Pietra-Marie de Mello-Pittman MBE (born 14 April 1983) is a Brazilian-British retired Royal Ballet dancer and co-founder and co-director of Sisters Grimm Ltd. She founded the company with composer Ella Spira in 2009 while still in the corps de ballet. A former First Artist of The Royal Ballet, she graduated into the Company in 2002 and trained at The Royal Ballet Upper School. She was promoted to First Artist in 2008 and retired from the Company in 2015. In 2021 she received an MBE for services to International Trade and the Creative Industry in the New Year Honours.

== Early life ==
Mello-Pittman was born in Rio de Janeiro to a Brazilian mother and English father. She attended St Catherine’s School Bramley, Surrey, from 1988 to 1999, before joining the Royal Ballet Upper School in London at age 15. While still at the school, Pietra performed with Birmingham Royal Ballet on tour. In 2001, she won the Ursula Moreton Choreographic Award, and joined the Royal Ballet Company in 2002.

== Dance career ==
As a First Artist ballerina for 13 years, Mello-Pittman performed in numerous classical repertories with the Royal Ballet Company, including Tavern Girl (Don Quixote), Swan Lake, Sleeping Beauty, Romeo and Juliet, The Nutcracker, La Bayadère, Manon, Gloria, Mayerling, Requiem, Ondine, The Rite of Spring, Cinderella, The Tales of Beatrix Potter, Eugene Onegin, The Four Temperaments, Ballo della Regina, Carmen, and Giselle. Pittman has also created roles in new productions, such as Alice’s Adventures in Wonderland, Tryst, and A Winter’s Tale by Christopher Wheeldon, Sensorium by Alastair Marriott, Les Saisons by David Bintley (CBE), Three Songs – Two Voices by Christopher Bruce. She performed with the Royal Ballet in Europe, the US, the Far East, and Cuba, and at the Mariinsky and Bolshoi Theatres in Russia.

== Post-dance career ==
Between 2010 - 2014, Mello-Pittman produced the dance show 'INALA - a Zulu Ballet', composed by Ella Spira and choreographed by artistic director Mark Baldwin with Royal Ballet and Rambert dancers. The show premiered at the Edinburgh Festival on 10 August 2014 and London's Sadler's Wells Theatre in September 2014. In 2016, 'INALA - a Zulu Ballet was Grammy-nominated for Best World Music Album and the Best Special Entertainment Award at the Manchester Theatre Awards and featured on the Royal Variety Performance.
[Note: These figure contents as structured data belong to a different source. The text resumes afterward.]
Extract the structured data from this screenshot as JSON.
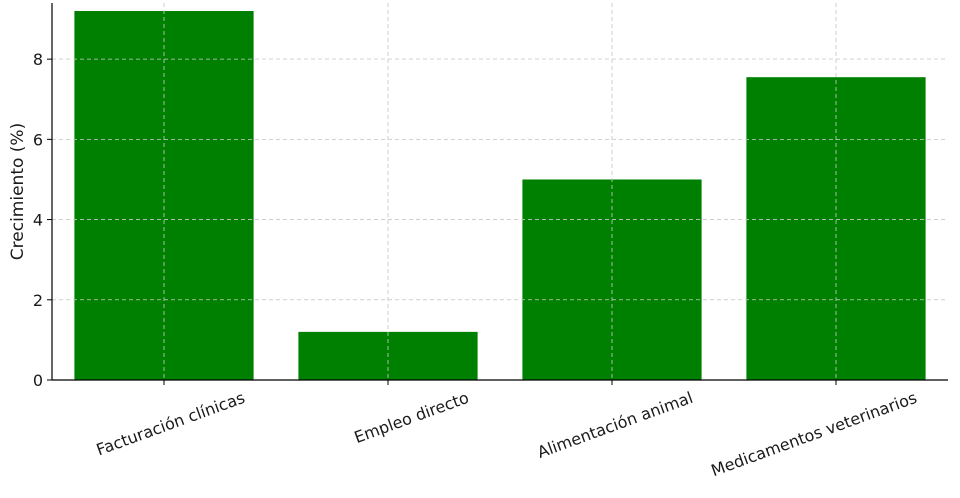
{
  "chart_data": {
    "type": "bar",
    "categories": [
      "Facturación clínicas",
      "Empleo directo",
      "Alimentación animal",
      "Medicamentos veterinarios"
    ],
    "values": [
      9.2,
      1.2,
      5.0,
      7.55
    ],
    "title": "",
    "xlabel": "",
    "ylabel": "Crecimiento (%)",
    "ylim": [
      0,
      9.4
    ],
    "yticks": [
      0,
      2,
      4,
      6,
      8
    ],
    "grid": true,
    "bar_color": "#008000"
  }
}
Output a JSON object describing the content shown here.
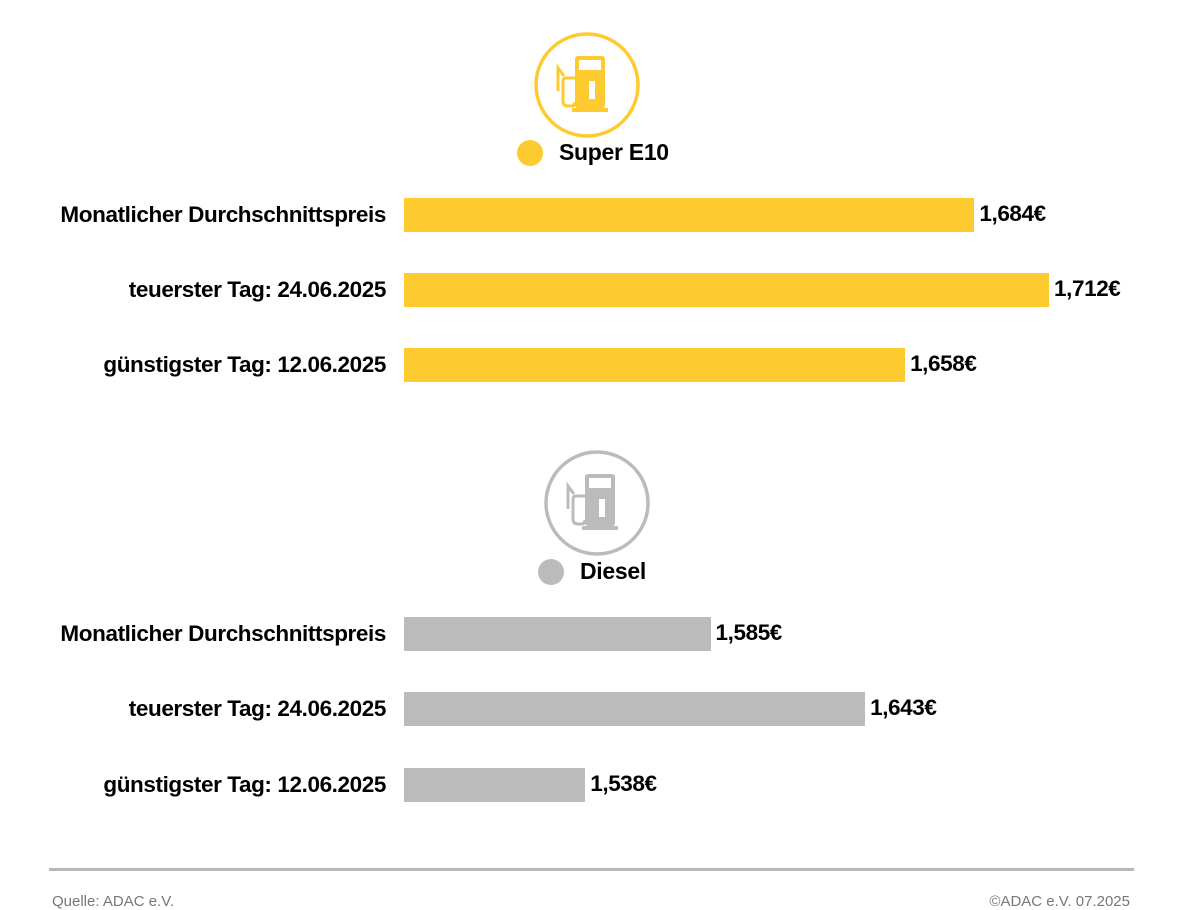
{
  "colors": {
    "super": "#FDCB2F",
    "diesel": "#BBBBBB",
    "label": "#000000",
    "footer": "#777777"
  },
  "chart_data": [
    {
      "type": "bar",
      "orientation": "horizontal",
      "series_name": "Super E10",
      "icon": "fuel-pump-icon",
      "categories": [
        "Monatlicher Durchschnittspreis",
        "teuerster Tag: 24.06.2025",
        "günstigster Tag: 12.06.2025"
      ],
      "values": [
        1.684,
        1.712,
        1.658
      ],
      "value_labels": [
        "1,684€",
        "1,712€",
        "1,658€"
      ],
      "xlim": [
        1.47,
        1.712
      ]
    },
    {
      "type": "bar",
      "orientation": "horizontal",
      "series_name": "Diesel",
      "icon": "fuel-pump-icon",
      "categories": [
        "Monatlicher Durchschnittspreis",
        "teuerster Tag: 24.06.2025",
        "günstigster Tag: 12.06.2025"
      ],
      "values": [
        1.585,
        1.643,
        1.538
      ],
      "value_labels": [
        "1,585€",
        "1,643€",
        "1,538€"
      ],
      "xlim": [
        1.47,
        1.712
      ]
    }
  ],
  "footer": {
    "source": "Quelle: ADAC e.V.",
    "copyright": "©ADAC e.V. 07.2025"
  }
}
Mello-Pittman retired as a dancer in 2015 to focus on producing cross-cultural and multidisciplinary collaborations for Sisters Grimm, a company she co-founded with her partner and friend Ella Spira MBE in 2009.

In the same year, Mello-Pittman received a 'Women of the Future Awards' nomination for Arts and Culture.

In 2017, Pittman was nominated for Best Director for 'Voices of the Amazon', a dance musical that combines the art of ballet, capoeira and a Brazilian score. The show was inspired by the Amazon rainforest and had the clear purpose of making people aware of the permanent effects of deforestation. 'Voices of the Amazon, performed by a culturally diverse cast, with Helen Pickett as a choreographer, Jeremy Irons as narrator and composer Ella Spira as score writer, premiered in July 2017 at Chekhov International Theatre Festival Russia, then at Sadler's Wells Theatre in London and Singapore. The dance musical won the Brazilian International Press Award for Best Show in 2018.

In 2021, Mello-Pittman was awarded an MBE for her services to International Trade and the Creative Industry in the 2021 New Year Honours lists.

A few months later, Pietra performed for the first time in Dubai as the main protagonist of the theatrical spectacle 'Daughters of the Wind at Dubai Opera. The show, featuring art, ballet and music, tells the story of a land transformed by industry, showcasing the best of the UAE and celebrating Arab culture. Pietra was joined on stage by singers DB Gad and Madyan Hamza. The show unveiled the ‘50 for 50’ art collection in honour of the UAE’s Golden Jubilee year, painted by the artist Ella Spira, who co-wrote the music with DB Gad.